Critical Instability and Event Omission in Event Streams (Early Access)

Feature: Event streams (Early access)

Description: The Event Stream feature is exhibiting significant and critical performance instability and unreliability when delivering events to the configured AWS EventBridge destination. This directly impacts downstream systems relying on these events for real-time processing and synchronization.

1. Inconsistent Latency

Event delivery latency is highly unstable, varying wildly between near-instantaneous and excessively delayed.

  • Observed Behavior: Delivery time from Auth0 to EventBridge ranges from less than one second to multiple minutes for events of the same type and context.

  • Impact: This unpredictability makes it impossible to rely on the stream for time-sensitive, near-real-time operations.

2. Complete Event Omissions (Missing Events)

Events are sometimes completely omitted or lost in the stream, even when events of the same type for the same resource are delivered successfully both before and after the omission.

  • Specific Example: For a single user entity, the system correctly received multiple subsequent user.updated events, yet the initial, crucial user.created event was never delivered.

  • Crucial Detail: After more than 24 hours since the expected creation time, the Event Stream UI does not show any corresponding failed delivery attempts for the missing event, suggesting the failure/omission occurred prior to the point of being marked as a delivery failure.

  • Impact: Data integrity is compromised, as essential initial state information is never received, leading to synchronization errors and incomplete records in connected systems.

Use-case: Integration with AWS EventBridge

That was the behaviour we faced multiple times.

It would be great if that product could be improved.

thanks

3 Likes

Hi @paul.sivtsov – Thank you for the feedback, and apologies for the bad experience. A recent bug fix went out for Event Omissions.
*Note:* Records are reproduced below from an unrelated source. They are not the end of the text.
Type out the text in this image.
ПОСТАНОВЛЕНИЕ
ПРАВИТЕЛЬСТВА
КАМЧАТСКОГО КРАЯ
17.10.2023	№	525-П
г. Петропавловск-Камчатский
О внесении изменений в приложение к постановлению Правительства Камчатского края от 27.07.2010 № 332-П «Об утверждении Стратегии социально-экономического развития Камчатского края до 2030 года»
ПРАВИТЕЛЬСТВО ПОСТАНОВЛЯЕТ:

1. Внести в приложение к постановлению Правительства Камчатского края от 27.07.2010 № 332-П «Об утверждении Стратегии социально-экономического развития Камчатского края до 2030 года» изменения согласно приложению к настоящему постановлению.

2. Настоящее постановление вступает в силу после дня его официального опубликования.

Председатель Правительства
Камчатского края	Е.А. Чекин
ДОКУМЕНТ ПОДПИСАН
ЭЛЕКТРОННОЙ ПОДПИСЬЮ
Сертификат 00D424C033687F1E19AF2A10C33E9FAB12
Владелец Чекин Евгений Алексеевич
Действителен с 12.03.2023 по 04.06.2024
Please check for v202540.519.0.

Regarding Event Delays, can you tell me what Public Cloud space the tenant where you observed the behavior is operating in?

1 Like

Oh yes please. This is such an important feature but we need better performance to ensure it’s usable.

2 Likes

ACK. Understood. We’re immediately making changes to our Latency Monitoring to distinguish between latency driven by customers who potentially have poorly performing Webhook handlers, and just overall problems with our own delivery platform.

hey Brian, thanks for your contribution here.

It was primarily US-4 and US-5